I have read a lot of answers saying that the system() command is bad. First off, why is it so bad? Second off, is there an alternative that doesn't produce such a security hole? I mostly want to know if there is a way to clear screen in C++. In python I have a clear function that checks the os name and runs either system('cls') or system('clear'). Is this a security hole as well? If so, is there a python alternative?
system functions (across many language, including Python and C++) are not inherently "bad" but they present difficulties for correct use.
You need to be absolutely sure that whatever you're executing via system is secure.
If you write system("echo hello " + name) then you need to be absolutely sure that name cannot be controlled by a malicious user. name = "; rm -rf /" would result in echo hello ; rm -rf /, so if that's coming from a user, via something like a web form or a database, then you need to exercise a lot of caution, and I would recommend a more sophisticated solution than system.
A call like system("clear") is secure for your purposes.
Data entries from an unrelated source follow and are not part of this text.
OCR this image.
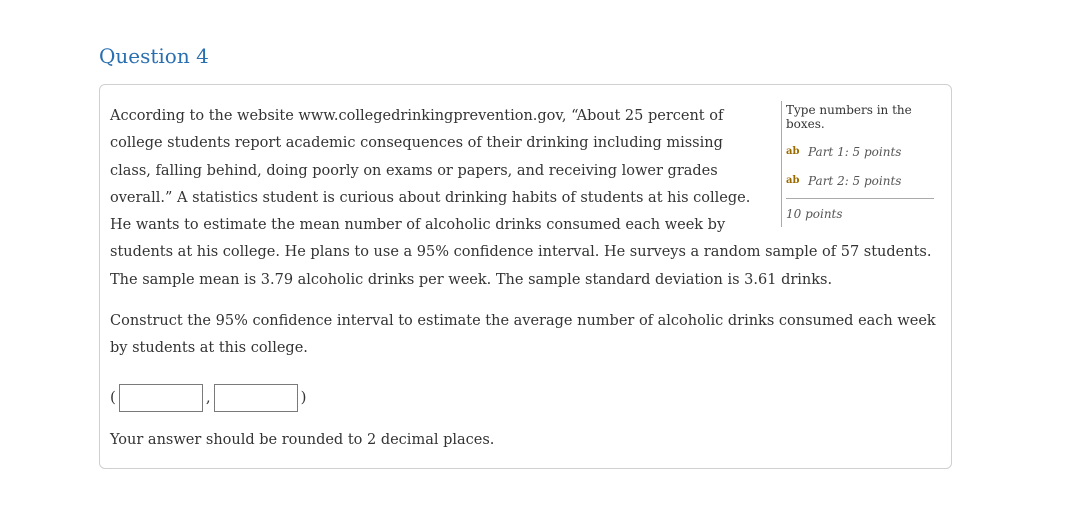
Question 4
Type numbers in the boxes.
ab Part 1: 5 points
ab Part 2: 5 points
10 points

According to the website www.collegedrinkingprevention.gov, “About 25 percent of college students report academic consequences of their drinking including missing class, falling behind, doing poorly on exams or papers, and receiving lower grades overall.” A statistics student is curious about drinking habits of students at his college. He wants to estimate the mean number of alcoholic drinks consumed each week by students at his college. He plans to use a 95% confidence interval. He surveys a random sample of 57 students. The sample mean is 3.79 alcoholic drinks per week. The sample standard deviation is 3.61 drinks.

Construct the 95% confidence interval to estimate the average number of alcoholic drinks consumed each week by students at this college.

(	,	)
Your answer should be rounded to 2 decimal places.
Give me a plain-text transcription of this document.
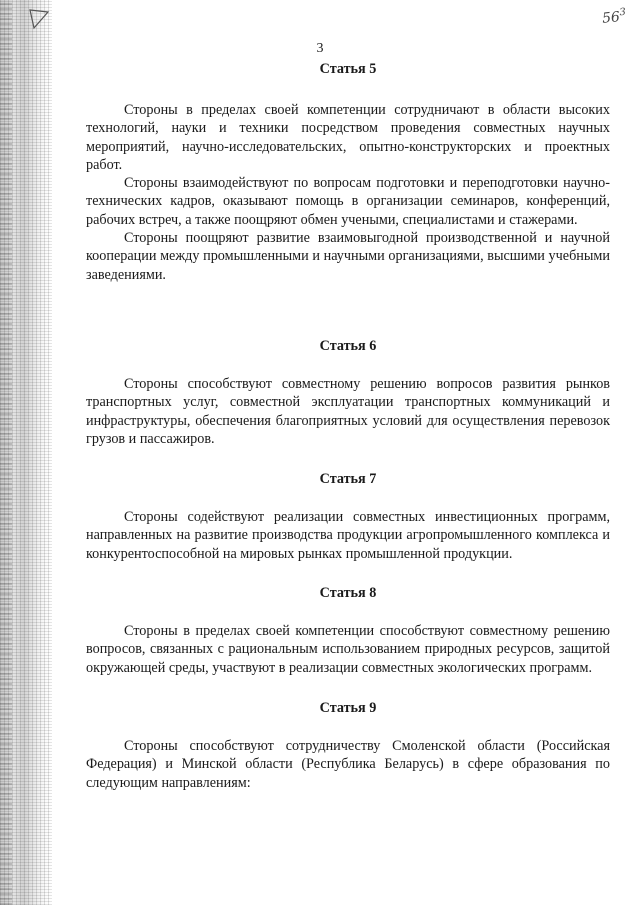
$56^3$

3

Статья 5

Стороны в пределах своей компетенции сотрудничают в области высоких технологий, науки и техники посредством проведения совместных научных мероприятий, научно-исследовательских, опытно-конструкторских и проектных работ.

Стороны взаимодействуют по вопросам подготовки и переподготовки научно-технических кадров, оказывают помощь в организации семинаров, конференций, рабочих встреч, а также поощряют обмен учеными, специалистами и стажерами.

Стороны поощряют развитие взаимовыгодной производственной и научной кооперации между промышленными и научными организациями, высшими учебными заведениями.

Статья 6

Стороны способствуют совместному решению вопросов развития рынков транспортных услуг, совместной эксплуатации транспортных коммуникаций и инфраструктуры, обеспечения благоприятных условий для осуществления перевозок грузов и пассажиров.

Статья 7

Стороны содействуют реализации совместных инвестиционных программ, направленных на развитие производства продукции агропромышленного комплекса и конкурентоспособной на мировых рынках промышленной продукции.

Статья 8

Стороны в пределах своей компетенции способствуют совместному решению вопросов, связанных с рациональным использованием природных ресурсов, защитой окружающей среды, участвуют в реализации совместных экологических программ.

Статья 9

Стороны способствуют сотрудничеству Смоленской области (Российская Федерация) и Минской области (Республика Беларусь) в сфере образования по следующим направлениям:
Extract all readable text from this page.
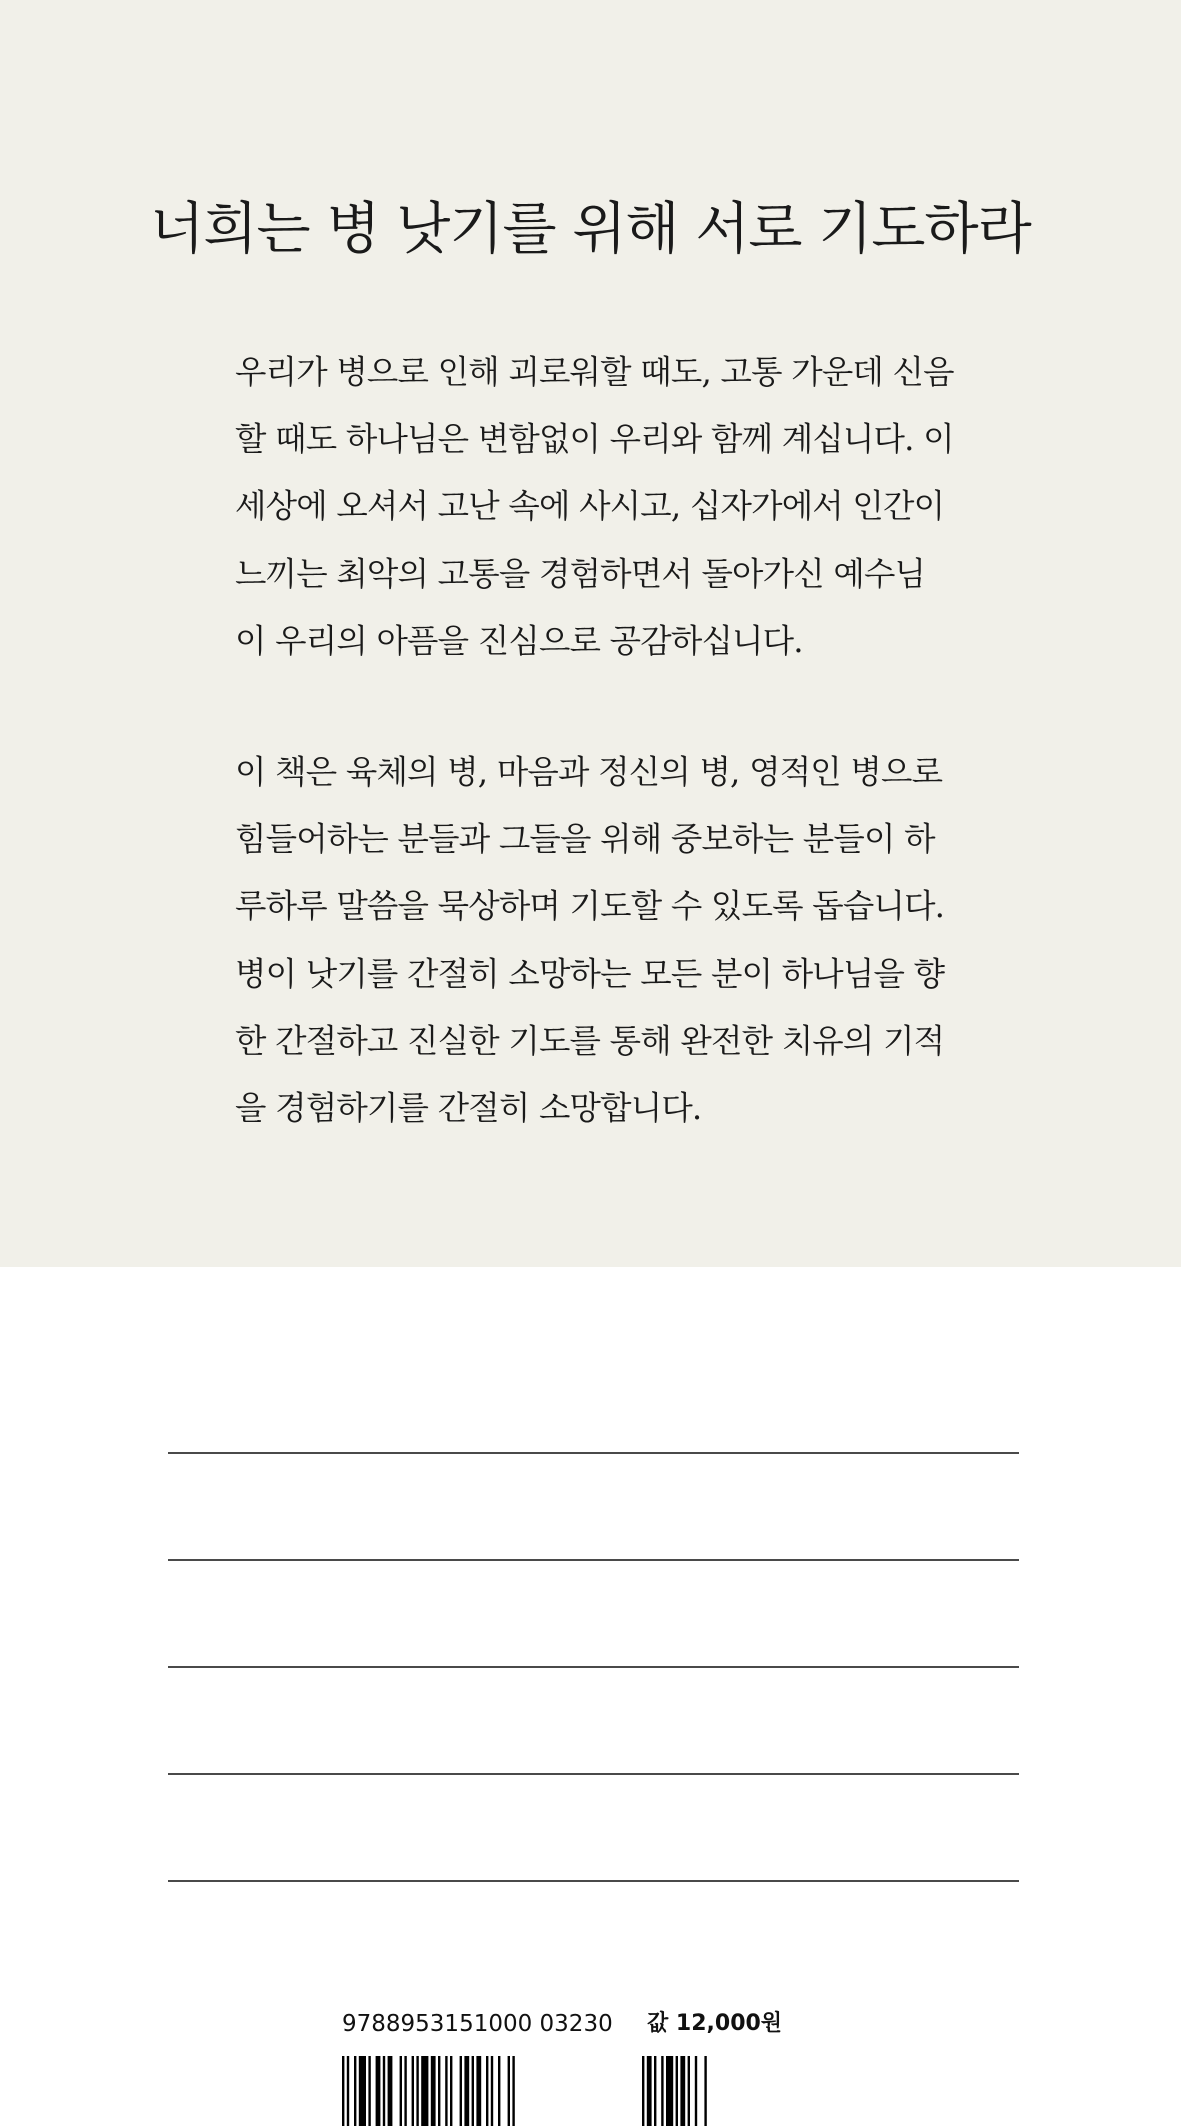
너희는 병 낫기를 위해 서로 기도하라
우리가 병으로 인해 괴로워할 때도, 고통 가운데 신음
할 때도 하나님은 변함없이 우리와 함께 계십니다. 이
세상에 오셔서 고난 속에 사시고, 십자가에서 인간이
느끼는 최악의 고통을 경험하면서 돌아가신 예수님
이 우리의 아픔을 진심으로 공감하십니다.
이 책은 육체의 병, 마음과 정신의 병, 영적인 병으로
힘들어하는 분들과 그들을 위해 중보하는 분들이 하
루하루 말씀을 묵상하며 기도할 수 있도록 돕습니다.
병이 낫기를 간절히 소망하는 모든 분이 하나님을 향
한 간절하고 진실한 기도를 통해 완전한 치유의 기적
을 경험하기를 간절히 소망합니다.
9788953151000 03230 값 12,000원
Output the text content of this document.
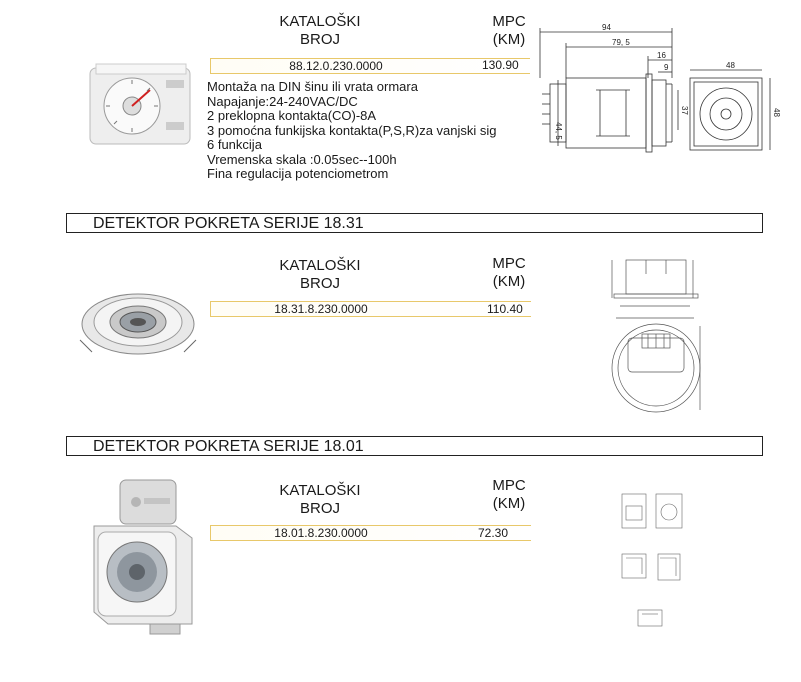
KATALOŠKI
BROJ
MPC
(KM)
88.12.0.230.0000	130.90
Montaža na DIN šinu ili vrata ormara
Napajanje:24-240VAC/DC
2 preklopna kontakta(CO)-8A
3 pomoćna funkijska kontakta(P,S,R)za vanjski sig
6 funkcija
Vremenska skala :0.05sec--100h
Fina regulacija potenciometrom
94
79, 5
16
9	48
44, 5
37	48
DETEKTOR POKRETA SERIJE 18.31
KATALOŠKI
BROJ
MPC
(KM)
18.31.8.230.0000	110.40
DETEKTOR POKRETA SERIJE 18.01
KATALOŠKI
BROJ
MPC
(KM)
18.01.8.230.0000	72.30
System calls give you several outputs (I'll give an example for calls to a bash shell):
system returns the status code. For commands like ls, you are interested in receiving STDOUT, and you may also check the status code. This is unwieldy with system.
The Python subprocess module is generally accepted by the community as an easier way to manage these concerns.
If you're trying to manage the console display, you may be interested in a library like ncurses which has broad OS support.
Adding ncurses as a dependency could be heavy-handed, if clearing the screen is the only thing you need to do. If that's the case, then I see nothing wrong with using system() like you're doing.